Während es musikalisch viel Neues gibt, setzt die Band beim Bühnenbild auf Bewährtes und greift wie bei der vergangenen Tour auf extraterrestrische Straßenlaternen zurück, welche die drei Mitglieder jeweils von oben beleuchten. Dazu lassen Van Holzen ihre Songs oftmals von flackernden Lichtern einleiten.

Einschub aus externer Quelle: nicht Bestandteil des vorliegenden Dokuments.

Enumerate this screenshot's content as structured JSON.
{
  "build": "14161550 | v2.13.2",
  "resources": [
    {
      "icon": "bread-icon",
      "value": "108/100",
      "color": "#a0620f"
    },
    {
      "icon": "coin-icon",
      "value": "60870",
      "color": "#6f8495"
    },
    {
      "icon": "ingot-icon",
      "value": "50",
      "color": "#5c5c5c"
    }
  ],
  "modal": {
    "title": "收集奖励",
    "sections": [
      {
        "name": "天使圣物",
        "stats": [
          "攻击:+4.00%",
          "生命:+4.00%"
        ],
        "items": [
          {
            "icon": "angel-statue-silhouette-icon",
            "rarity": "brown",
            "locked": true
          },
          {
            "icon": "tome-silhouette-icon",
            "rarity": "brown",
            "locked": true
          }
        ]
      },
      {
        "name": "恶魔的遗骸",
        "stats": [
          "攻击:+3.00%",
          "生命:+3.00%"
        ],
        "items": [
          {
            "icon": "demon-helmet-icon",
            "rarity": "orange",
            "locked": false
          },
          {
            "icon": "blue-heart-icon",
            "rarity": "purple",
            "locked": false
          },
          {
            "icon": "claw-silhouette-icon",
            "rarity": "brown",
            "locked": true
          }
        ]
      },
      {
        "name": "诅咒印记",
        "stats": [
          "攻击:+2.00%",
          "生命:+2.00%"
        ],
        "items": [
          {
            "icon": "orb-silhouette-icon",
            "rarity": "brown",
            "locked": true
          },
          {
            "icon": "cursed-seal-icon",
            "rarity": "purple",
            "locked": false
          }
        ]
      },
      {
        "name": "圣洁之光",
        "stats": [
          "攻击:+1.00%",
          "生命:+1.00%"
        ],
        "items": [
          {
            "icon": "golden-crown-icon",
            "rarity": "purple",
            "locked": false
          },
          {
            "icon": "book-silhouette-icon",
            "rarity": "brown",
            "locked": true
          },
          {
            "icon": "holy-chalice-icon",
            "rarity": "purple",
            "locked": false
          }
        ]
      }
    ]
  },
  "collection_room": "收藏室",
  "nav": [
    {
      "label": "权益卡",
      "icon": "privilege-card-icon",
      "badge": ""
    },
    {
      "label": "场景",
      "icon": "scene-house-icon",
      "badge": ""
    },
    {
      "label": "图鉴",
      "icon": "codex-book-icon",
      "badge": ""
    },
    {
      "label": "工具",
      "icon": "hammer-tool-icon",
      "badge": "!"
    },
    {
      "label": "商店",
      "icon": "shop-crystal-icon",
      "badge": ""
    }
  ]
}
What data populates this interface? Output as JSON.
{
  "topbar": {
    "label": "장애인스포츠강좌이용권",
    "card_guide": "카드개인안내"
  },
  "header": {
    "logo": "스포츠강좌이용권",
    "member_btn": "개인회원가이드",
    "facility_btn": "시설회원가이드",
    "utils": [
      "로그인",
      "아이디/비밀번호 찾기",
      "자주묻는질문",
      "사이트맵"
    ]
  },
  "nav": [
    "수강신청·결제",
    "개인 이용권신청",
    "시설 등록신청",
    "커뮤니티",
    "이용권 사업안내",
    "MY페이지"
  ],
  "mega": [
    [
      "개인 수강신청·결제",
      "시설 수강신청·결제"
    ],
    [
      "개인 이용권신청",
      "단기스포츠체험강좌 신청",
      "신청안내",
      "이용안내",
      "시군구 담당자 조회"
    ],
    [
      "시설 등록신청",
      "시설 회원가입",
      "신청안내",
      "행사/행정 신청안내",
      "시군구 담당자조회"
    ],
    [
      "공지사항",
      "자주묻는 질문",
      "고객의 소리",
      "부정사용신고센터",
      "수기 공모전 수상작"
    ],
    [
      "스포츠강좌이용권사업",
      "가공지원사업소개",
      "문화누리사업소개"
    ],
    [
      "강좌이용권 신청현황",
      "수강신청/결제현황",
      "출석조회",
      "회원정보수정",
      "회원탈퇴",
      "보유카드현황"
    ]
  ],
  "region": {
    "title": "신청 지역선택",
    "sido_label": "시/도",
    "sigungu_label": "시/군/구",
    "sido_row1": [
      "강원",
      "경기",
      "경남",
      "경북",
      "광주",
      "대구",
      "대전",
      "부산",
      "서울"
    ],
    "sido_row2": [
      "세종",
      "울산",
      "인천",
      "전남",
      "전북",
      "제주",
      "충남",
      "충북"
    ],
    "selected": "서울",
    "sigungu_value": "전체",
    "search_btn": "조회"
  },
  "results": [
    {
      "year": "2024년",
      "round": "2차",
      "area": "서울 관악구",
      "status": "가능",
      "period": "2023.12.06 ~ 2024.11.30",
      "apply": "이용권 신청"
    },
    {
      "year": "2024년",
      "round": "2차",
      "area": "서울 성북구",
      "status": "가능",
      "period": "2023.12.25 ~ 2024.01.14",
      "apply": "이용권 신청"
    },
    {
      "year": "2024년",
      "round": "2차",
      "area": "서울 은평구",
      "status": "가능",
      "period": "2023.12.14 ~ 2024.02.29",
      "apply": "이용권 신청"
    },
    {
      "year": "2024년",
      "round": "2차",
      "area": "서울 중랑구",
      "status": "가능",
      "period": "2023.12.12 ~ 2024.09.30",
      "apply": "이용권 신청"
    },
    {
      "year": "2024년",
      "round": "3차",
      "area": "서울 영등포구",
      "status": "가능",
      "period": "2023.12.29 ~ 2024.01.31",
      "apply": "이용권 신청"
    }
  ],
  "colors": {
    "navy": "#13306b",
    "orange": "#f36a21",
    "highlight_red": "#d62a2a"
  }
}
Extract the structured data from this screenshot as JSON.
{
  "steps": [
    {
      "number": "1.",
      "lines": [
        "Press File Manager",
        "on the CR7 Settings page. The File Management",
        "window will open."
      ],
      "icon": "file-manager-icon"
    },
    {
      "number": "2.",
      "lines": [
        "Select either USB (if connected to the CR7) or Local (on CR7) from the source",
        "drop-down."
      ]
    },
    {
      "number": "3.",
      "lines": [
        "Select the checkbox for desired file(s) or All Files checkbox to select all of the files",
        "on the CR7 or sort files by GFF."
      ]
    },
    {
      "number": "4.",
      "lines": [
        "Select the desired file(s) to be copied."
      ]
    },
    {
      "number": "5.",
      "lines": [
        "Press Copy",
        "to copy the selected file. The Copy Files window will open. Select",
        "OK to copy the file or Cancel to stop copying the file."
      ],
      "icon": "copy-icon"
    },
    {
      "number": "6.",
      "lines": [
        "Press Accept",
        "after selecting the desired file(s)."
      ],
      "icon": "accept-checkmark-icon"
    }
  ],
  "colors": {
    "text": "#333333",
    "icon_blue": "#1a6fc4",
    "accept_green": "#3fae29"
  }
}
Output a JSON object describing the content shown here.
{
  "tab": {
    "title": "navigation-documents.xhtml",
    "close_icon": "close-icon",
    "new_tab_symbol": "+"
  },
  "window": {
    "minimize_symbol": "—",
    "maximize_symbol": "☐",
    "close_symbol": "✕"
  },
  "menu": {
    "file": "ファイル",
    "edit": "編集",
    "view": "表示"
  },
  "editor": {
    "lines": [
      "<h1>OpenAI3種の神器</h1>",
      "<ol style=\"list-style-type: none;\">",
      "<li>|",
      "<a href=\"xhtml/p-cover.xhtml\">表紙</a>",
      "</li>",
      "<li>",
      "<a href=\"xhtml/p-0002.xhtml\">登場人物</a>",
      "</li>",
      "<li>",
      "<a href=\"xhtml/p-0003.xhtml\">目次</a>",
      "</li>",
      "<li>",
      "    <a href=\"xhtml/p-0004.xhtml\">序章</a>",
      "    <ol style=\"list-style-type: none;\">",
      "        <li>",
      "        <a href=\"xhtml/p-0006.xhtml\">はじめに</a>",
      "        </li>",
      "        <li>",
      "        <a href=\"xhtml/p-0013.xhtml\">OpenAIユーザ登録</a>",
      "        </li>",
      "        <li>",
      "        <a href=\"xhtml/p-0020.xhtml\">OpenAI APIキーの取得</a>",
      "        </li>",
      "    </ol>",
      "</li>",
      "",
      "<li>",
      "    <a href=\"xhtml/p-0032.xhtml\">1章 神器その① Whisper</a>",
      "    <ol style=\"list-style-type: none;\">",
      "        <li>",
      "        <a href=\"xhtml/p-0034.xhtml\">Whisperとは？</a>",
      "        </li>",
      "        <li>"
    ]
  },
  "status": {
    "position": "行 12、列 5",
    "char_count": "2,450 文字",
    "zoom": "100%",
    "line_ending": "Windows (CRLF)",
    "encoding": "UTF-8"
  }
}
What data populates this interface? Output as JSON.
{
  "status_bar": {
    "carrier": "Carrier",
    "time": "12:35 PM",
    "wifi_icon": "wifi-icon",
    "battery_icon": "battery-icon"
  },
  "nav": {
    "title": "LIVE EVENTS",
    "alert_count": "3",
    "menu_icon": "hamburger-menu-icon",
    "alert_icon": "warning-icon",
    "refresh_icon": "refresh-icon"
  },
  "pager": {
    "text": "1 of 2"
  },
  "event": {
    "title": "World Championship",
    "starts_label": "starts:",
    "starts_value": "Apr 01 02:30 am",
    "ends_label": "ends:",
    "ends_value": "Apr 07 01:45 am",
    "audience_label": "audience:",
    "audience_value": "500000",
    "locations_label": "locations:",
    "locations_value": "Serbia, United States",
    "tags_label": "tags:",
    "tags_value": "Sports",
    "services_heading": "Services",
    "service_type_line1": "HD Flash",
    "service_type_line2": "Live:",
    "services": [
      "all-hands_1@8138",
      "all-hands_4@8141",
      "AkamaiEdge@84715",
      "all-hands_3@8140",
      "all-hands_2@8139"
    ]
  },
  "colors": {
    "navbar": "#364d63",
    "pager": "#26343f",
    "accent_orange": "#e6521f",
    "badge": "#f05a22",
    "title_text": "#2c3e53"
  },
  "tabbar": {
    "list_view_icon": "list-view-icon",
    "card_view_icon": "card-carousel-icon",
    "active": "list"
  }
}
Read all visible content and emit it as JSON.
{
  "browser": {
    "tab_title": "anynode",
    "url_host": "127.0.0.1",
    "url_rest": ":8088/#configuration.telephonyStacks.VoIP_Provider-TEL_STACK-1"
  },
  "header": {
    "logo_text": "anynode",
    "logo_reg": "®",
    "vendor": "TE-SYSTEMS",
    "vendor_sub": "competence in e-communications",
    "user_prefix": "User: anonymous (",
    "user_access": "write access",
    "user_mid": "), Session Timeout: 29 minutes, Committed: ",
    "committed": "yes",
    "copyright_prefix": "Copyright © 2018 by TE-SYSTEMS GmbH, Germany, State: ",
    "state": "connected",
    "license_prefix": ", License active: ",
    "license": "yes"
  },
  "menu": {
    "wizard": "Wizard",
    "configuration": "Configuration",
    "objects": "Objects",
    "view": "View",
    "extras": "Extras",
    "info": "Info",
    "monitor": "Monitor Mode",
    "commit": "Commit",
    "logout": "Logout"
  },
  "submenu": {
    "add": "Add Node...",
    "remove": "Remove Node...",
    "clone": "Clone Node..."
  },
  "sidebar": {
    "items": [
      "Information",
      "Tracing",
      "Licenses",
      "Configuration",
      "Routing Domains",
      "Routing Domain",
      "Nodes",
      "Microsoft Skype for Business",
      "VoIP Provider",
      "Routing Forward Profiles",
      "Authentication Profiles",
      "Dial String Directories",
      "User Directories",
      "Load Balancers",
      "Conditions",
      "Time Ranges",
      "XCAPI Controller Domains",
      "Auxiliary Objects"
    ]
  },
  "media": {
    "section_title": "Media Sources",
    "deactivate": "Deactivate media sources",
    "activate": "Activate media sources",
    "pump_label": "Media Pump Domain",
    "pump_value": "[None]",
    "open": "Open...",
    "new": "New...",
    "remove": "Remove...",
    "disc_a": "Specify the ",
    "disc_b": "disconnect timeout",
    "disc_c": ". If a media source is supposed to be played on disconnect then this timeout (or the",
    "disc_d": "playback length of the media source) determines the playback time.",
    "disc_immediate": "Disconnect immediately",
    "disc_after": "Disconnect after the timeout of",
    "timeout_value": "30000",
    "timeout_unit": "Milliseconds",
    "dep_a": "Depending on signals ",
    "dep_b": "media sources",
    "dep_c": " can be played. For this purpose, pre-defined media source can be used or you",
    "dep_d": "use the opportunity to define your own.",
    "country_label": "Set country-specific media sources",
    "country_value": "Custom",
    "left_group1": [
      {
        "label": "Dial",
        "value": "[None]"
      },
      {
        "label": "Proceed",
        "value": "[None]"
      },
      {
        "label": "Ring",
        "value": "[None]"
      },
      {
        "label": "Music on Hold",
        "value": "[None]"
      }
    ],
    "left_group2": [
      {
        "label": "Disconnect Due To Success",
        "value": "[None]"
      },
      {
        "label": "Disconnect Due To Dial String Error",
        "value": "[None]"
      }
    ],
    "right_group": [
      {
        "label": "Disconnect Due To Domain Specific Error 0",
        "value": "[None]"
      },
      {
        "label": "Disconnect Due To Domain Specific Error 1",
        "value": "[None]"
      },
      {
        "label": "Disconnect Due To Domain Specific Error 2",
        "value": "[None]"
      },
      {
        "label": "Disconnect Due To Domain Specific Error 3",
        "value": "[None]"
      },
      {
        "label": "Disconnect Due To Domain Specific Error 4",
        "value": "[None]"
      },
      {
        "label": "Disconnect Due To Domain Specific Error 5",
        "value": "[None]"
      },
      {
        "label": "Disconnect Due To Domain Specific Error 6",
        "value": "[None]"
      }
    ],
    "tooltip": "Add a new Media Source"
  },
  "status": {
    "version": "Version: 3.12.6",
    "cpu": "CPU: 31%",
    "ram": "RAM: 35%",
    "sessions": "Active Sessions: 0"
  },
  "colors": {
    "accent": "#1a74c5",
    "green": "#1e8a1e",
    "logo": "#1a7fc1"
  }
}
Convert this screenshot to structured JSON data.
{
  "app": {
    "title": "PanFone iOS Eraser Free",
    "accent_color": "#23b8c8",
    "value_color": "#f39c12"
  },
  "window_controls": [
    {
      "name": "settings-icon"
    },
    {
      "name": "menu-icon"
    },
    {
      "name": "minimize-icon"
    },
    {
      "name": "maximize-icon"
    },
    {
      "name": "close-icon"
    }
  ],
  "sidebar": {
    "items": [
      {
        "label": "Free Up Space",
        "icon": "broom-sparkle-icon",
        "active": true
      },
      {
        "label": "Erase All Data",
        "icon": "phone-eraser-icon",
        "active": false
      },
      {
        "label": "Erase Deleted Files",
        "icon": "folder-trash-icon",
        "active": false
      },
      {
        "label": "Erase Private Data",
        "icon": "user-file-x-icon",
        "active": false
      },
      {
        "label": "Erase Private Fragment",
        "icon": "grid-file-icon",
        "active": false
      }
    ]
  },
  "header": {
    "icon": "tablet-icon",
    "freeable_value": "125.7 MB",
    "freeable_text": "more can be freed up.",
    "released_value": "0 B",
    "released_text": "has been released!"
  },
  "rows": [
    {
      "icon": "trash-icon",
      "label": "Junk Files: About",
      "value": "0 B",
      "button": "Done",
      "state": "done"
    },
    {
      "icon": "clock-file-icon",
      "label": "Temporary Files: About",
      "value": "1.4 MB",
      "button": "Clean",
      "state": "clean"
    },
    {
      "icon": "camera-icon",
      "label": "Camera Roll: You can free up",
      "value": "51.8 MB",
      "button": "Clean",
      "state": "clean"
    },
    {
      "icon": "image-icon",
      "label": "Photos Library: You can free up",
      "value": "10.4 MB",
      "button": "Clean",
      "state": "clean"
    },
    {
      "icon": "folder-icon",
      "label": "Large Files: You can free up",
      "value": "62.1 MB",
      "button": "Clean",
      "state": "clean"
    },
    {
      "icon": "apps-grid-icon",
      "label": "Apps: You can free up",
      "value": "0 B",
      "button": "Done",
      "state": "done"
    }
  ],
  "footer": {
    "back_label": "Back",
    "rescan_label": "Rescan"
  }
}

Nicht nur visuell holt das Trio das Maximum aus den Gegebenheiten einer Club-Tour heraus, auch der Live-Sound ist wieder fantastisch und verschluckt trotz des extrem lauten Schlagzeugs weder Bass, Gitarre noch Gesang, klingt an den entsprechenden Stellen dafür aber extrem druckvoll.

Die Setlist blickt dabei nicht nur in die nahe Zukunft, sondern enthält bis auf die nach der Band benannte Debüt-EP von allen bisherigen Veröffentlichungen stets mehrere Songs. Zudem spielen Van Holzen alle fünf 2023 veröffentlichten alleinstehenden Singles, die sich schnell zu Fanfavoriten des wieder mal sehr diversen und größtenteils recht jungen Publikums entwickelt haben. Das verwandelt den mitten im Frankfurter Kneipenviertel Sachsenhausen gelegenen Elfer dank zahlreicher Moshpits in solch eine Sauna, dass man Kiesling beim Wort nimmt, wenn er zuerst sagt, dass Frankfurt auf ihren Touren immer ein Highlight darstelle, ehe er wenig später anerkannt, dass dies die bislang beste Show der laufenden Tour sei. Umso besser, dass Van Holzen Ende des Jahres erneut auf Tour gehen wollen, wie Kiesling hinterherschiebt.